Keep the goal the goal
The goal here is simple. I want to get you off the couch, get you back into fitness and get you feeling athletic again. So in order to do that, you have to be consistent and you have to be determined. My job in the initial stages with you or any other athlete I work with is to start you on the right path. Sure, you’ve probably worked out before. But this time I want to actually learn and understand the “why” and “how” so that you can continue your progress for as long as you want. That’s what this is about. No quick fix diet, no magic exercise.
When you first start out with this journey to being athletic again, I want you to understand that we need to make the correct assessments before we do anything else. You have to really know, not guess, where you are physically and mentally today. Acknowledging the fact that, mentally, you don’t know if you can commit to eating healthy long-term is a good thing. It’s great to know this in advance, because now we can build in short-term goals and milestones that will help you avoid pitfalls along the way. If you tell yourself “I will just get a gym membership and go right into back squatting 225 lbs. like I used to” you are putting yourself at higher risk to not reach your goal long-term. So, we need to correctly assess and then slowly progress.
Mentioning the back squat, it’s important to note that I think it’s an excellent exercise. In fact, it’s one of the best exercises out there because it can create strength, help lose body fat, and improve core strength all at the same time. There’s only a few exercises I can count on one hand that can provide that. But with all this said, is it right for most of you right now? Probably not. The right question is not if we should or shouldn’t, but how do we get from where we are now to being able to do a heavy back squats and receive those benefits.
It’s all about the planning
As a strength and conditioning coach, I have to constantly assess my athletes to know all kinds of information like the way that they move and what they are able to handle in each training session. Once I have this information, I choose which exercise fits best with the given info and then adjust accordingly. For example, a simple exercise progression should start with the most basic variation someone is capable of doing correctly and then get more complicated (with either loading or reps/sets) as you progress. Start out with a bodyweight movement and then assess yourself. If you are proficient at this and meet all the requirements, progress to the next step.
Different ways to progress any movement pattern
Once you become more comfortable with something like a bodyweight lunge, squat or pushup you can start to challenge yourself by adding weight or increasing the sets and reps. Changing foot position is also another way to increase the level of difficulty. Going from a bodyweight squat to more complex movements would include things like reverse lunges, split squats or even rear foot elevated squats. A pushup would be progressed by adding a weighted vest, elevating your feet, or widening your hand position. As mentioned before, you can always add more sets or reps to the movement as a means to increase too.
Here is a simple progression of the squat movement starting from body weight progressing all the way to full barbell back squats. Understand first where you fit along this spectrum and then follow the progression.
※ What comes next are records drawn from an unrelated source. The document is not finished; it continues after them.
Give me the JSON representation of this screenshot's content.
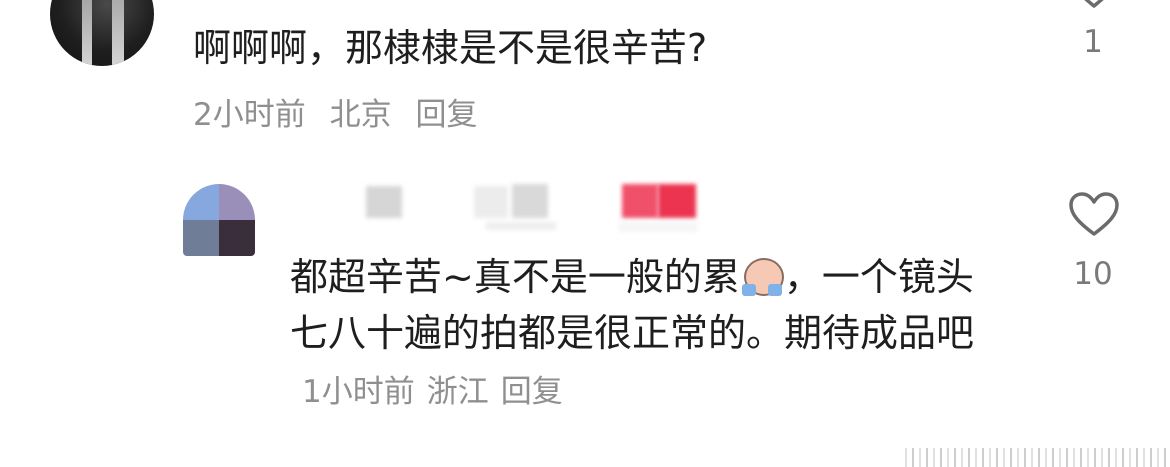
{
  "comment": {
    "text": "啊啊啊，那棣棣是不是很辛苦?",
    "time": "2小时前",
    "location": "北京",
    "reply_label": "回复",
    "like_count": "1"
  },
  "reply": {
    "text_before_emoji": "都超辛苦~真不是一般的累",
    "text_after_emoji": "，一个镜头七八十遍的拍都是很正常的。期待成品吧",
    "time": "1小时前",
    "location": "浙江",
    "reply_label": "回复",
    "like_count": "10",
    "emoji_icon": "crying-face-emoji"
  },
  "colors": {
    "text": "#1e1e1e",
    "meta": "#8f8f8f",
    "like_count": "#7a7a7a",
    "heart_stroke": "#6b6b6b"
  }
}
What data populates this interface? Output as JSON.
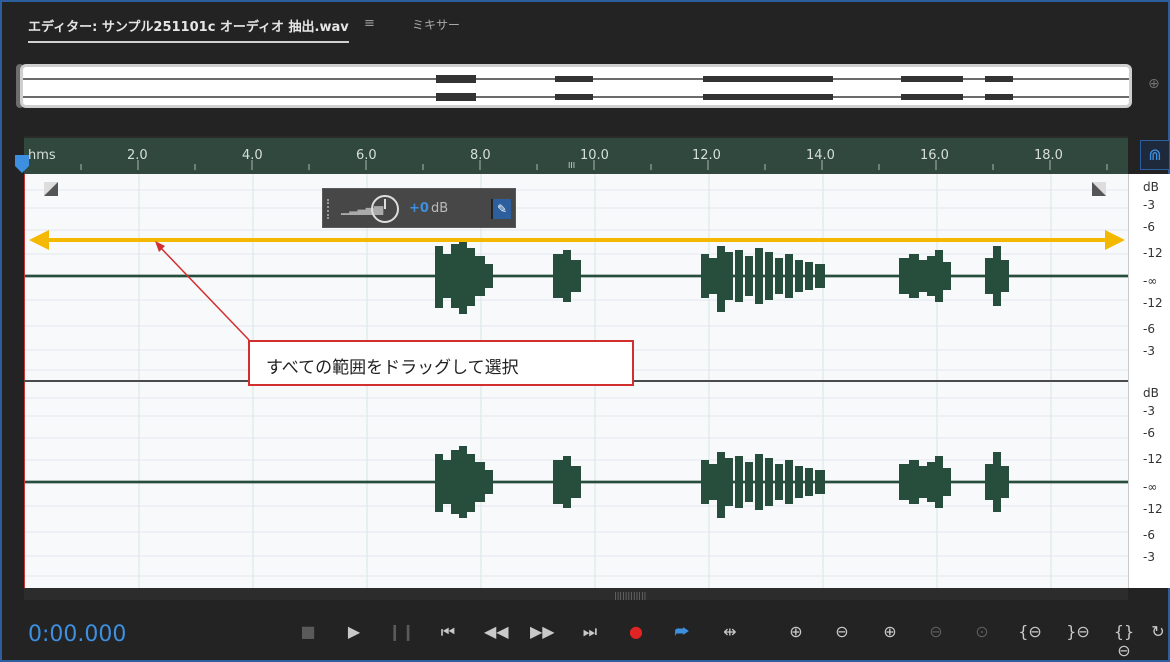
{
  "tabs": {
    "editor_label": "エディター: サンプル251101c オーディオ 抽出.wav",
    "menu_icon": "≡",
    "mixer_label": "ミキサー"
  },
  "ruler": {
    "labels": [
      "hms",
      "2.0",
      "4.0",
      "6.0",
      "8.0",
      "10.0",
      "12.0",
      "14.0",
      "16.0",
      "18.0"
    ]
  },
  "db_scale": {
    "top": [
      "dB",
      "-3",
      "-6",
      "-12",
      "-∞",
      "-12",
      "-6",
      "-3"
    ],
    "bottom": [
      "dB",
      "-3",
      "-6",
      "-12",
      "-∞",
      "-12",
      "-6",
      "-3"
    ]
  },
  "hud": {
    "value": "+0",
    "unit": "dB"
  },
  "callout": {
    "text": "すべての範囲をドラッグして選択"
  },
  "transport": {
    "timecode": "0:00.000"
  },
  "colors": {
    "accent": "#3d8fe0",
    "waveform": "#274d3c",
    "selection_arrow": "#f5b800",
    "callout_border": "#d32f2f",
    "record": "#e02424"
  },
  "icons": [
    "stop-icon",
    "play-icon",
    "pause-icon",
    "skip-start-icon",
    "rewind-icon",
    "fast-forward-icon",
    "skip-end-icon",
    "record-icon",
    "loop-icon",
    "skip-selection-icon",
    "zoom-in-amplitude-icon",
    "zoom-out-amplitude-icon",
    "zoom-in-time-icon",
    "zoom-out-time-icon",
    "zoom-out-full-icon",
    "zoom-in-left-icon",
    "zoom-in-right-icon",
    "zoom-selection-icon",
    "reset-zoom-icon",
    "snap-icon",
    "pin-icon"
  ]
}
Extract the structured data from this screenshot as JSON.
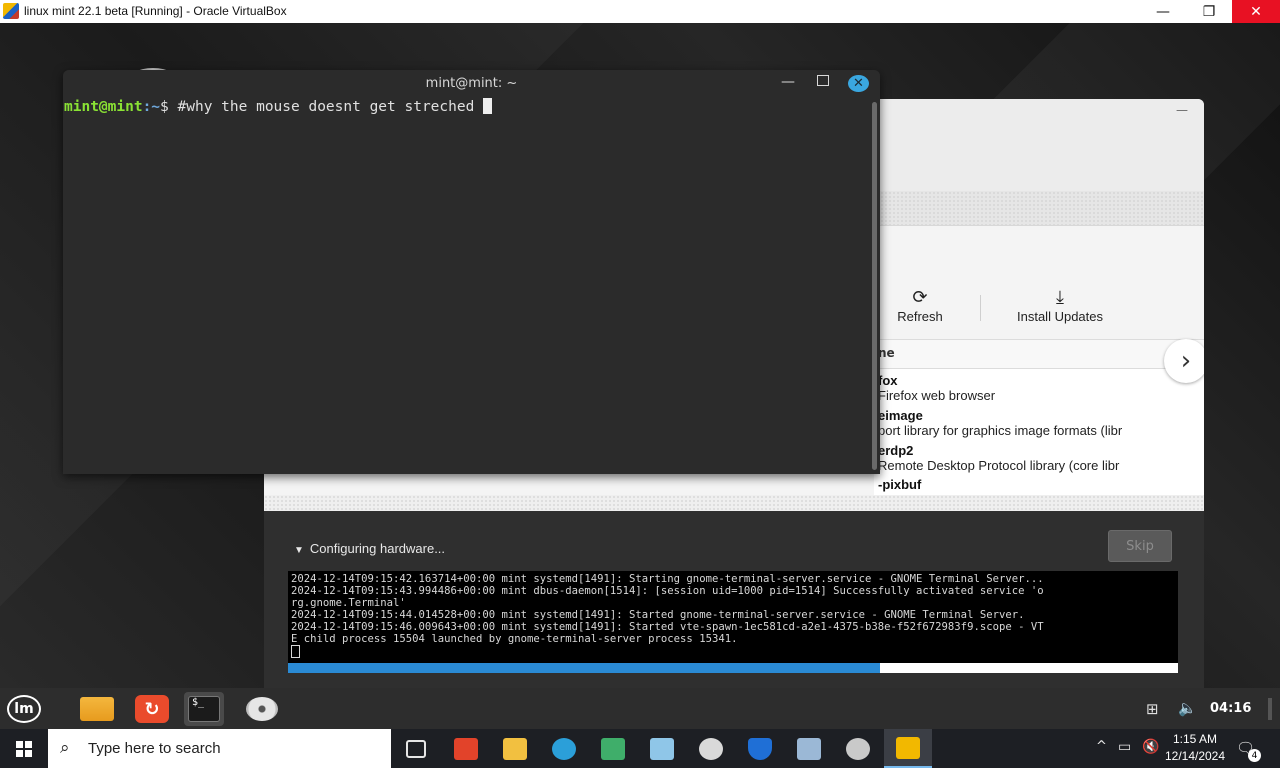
{
  "host_window": {
    "title": "linux mint 22.1 beta [Running] - Oracle VirtualBox",
    "minimize": "—",
    "restore": "❐",
    "close": "✕"
  },
  "terminal": {
    "title": "mint@mint: ~",
    "prompt_user": "mint@mint",
    "prompt_path": ":~",
    "prompt_symbol": "$ ",
    "command": "#why the mouse doesnt get streched ",
    "minimize": "—",
    "close": "✕"
  },
  "update_manager": {
    "minimize": "—",
    "toolbar": {
      "refresh_icon": "⟳",
      "refresh_label": "Refresh",
      "install_icon": "⤓",
      "install_label": "Install Updates"
    },
    "column_header": "ne",
    "next_arrow": "›",
    "rows": [
      {
        "name": "fox",
        "desc": "Firefox web browser"
      },
      {
        "name": "eimage",
        "desc": "port library for graphics image formats (libr"
      },
      {
        "name": "erdp2",
        "desc": "Remote Desktop Protocol library (core libr"
      },
      {
        "name": "-pixbuf",
        "desc": ""
      }
    ]
  },
  "installer": {
    "status": "Configuring hardware...",
    "skip_label": "Skip",
    "log_lines": [
      "2024-12-14T09:15:42.163714+00:00 mint systemd[1491]: Starting gnome-terminal-server.service - GNOME Terminal Server...",
      "2024-12-14T09:15:43.994486+00:00 mint dbus-daemon[1514]: [session uid=1000 pid=1514] Successfully activated service 'o",
      "rg.gnome.Terminal'",
      "2024-12-14T09:15:44.014528+00:00 mint systemd[1491]: Started gnome-terminal-server.service - GNOME Terminal Server.",
      "2024-12-14T09:15:46.009643+00:00 mint systemd[1491]: Started vte-spawn-1ec581cd-a2e1-4375-b38e-f52f672983f9.scope - VT",
      "E child process 15504 launched by gnome-terminal-server process 15341."
    ],
    "progress_percent": 66.5,
    "progress_color": "#2a8ad4"
  },
  "guest_panel": {
    "menu_label": "lm",
    "clock": "04:16",
    "network_icon": "⊞",
    "volume_icon": "🔈"
  },
  "windows_taskbar": {
    "search_placeholder": "Type here to search",
    "search_icon": "⌕",
    "tray_chevron": "^",
    "tray_network": "▭",
    "tray_sound": "🔇",
    "time": "1:15 AM",
    "date": "12/14/2024",
    "notification_icon": "🗨",
    "notification_count": "4",
    "apps": [
      {
        "name": "task-view",
        "color": "#e6e6e6"
      },
      {
        "name": "gitlab",
        "color": "#e2432a"
      },
      {
        "name": "file-explorer",
        "color": "#f2c040"
      },
      {
        "name": "edge",
        "color": "#2b9fd9"
      },
      {
        "name": "visual-studio",
        "color": "#3fae6a"
      },
      {
        "name": "notepad",
        "color": "#8fc6e8"
      },
      {
        "name": "ball-app",
        "color": "#d9d9d9"
      },
      {
        "name": "defender",
        "color": "#1f6fd6"
      },
      {
        "name": "remote-desktop",
        "color": "#9bb8d6"
      },
      {
        "name": "paint",
        "color": "#c9c9c9"
      },
      {
        "name": "virtualbox",
        "color": "#f2b800"
      }
    ]
  },
  "colors": {
    "prompt_user": "#8ae234",
    "prompt_path": "#6fa8dc",
    "accent_close": "#3aa7e0",
    "host_close": "#e81123"
  }
}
Below is an illustration of how to progress a squatting variation:
Rear foot elevated squat
Typically, most clients or athletes that have gone through the process and reached this point can begin to work into learning the back and front squat with a barbell. I prefer to teach this movement with box squatting first to build confidence and allow for more ways to cue the movement. After I see proficiency with the box squat and have continued to build strength and stability with the previously mentioned movements, I will add load to the bar and progress them on the barbell movements.
Back Squat/Front Squat
So, you see that this is a simple way to illustrate how important it is to start at the right point and slowly build movement patterns with milestones and checkpoints. Instead of jumping right into the most complex movement, you are setting yourself up for long-term success by mastering the basics. The squat is an excellent way to build the athletic qualities that we desire. Just because we can’t jump right into the most complex step doesn’t mean we can’t a) perform a squatting variation and make gains in strength and power and b) work to eventually back/front squatting under heavy weights.
Take home points:
- The squat pattern is an excellent way to build strength and power in the lower body as well as increase speed and jump height.
- Making a correct assessment before jumping into a workout program will help set you up for long-term success. Short-term, overnight improvements like rapid weight loss is not going to be what we want.
- There are proper progressions to follow for the squat, hinge, pressing and rowing patterns that will help us take a slow and steady approach to reaching our goals.
- Assess, evaluate, and make a plan. If you can’t do something now, make a plan to get there in a time frame.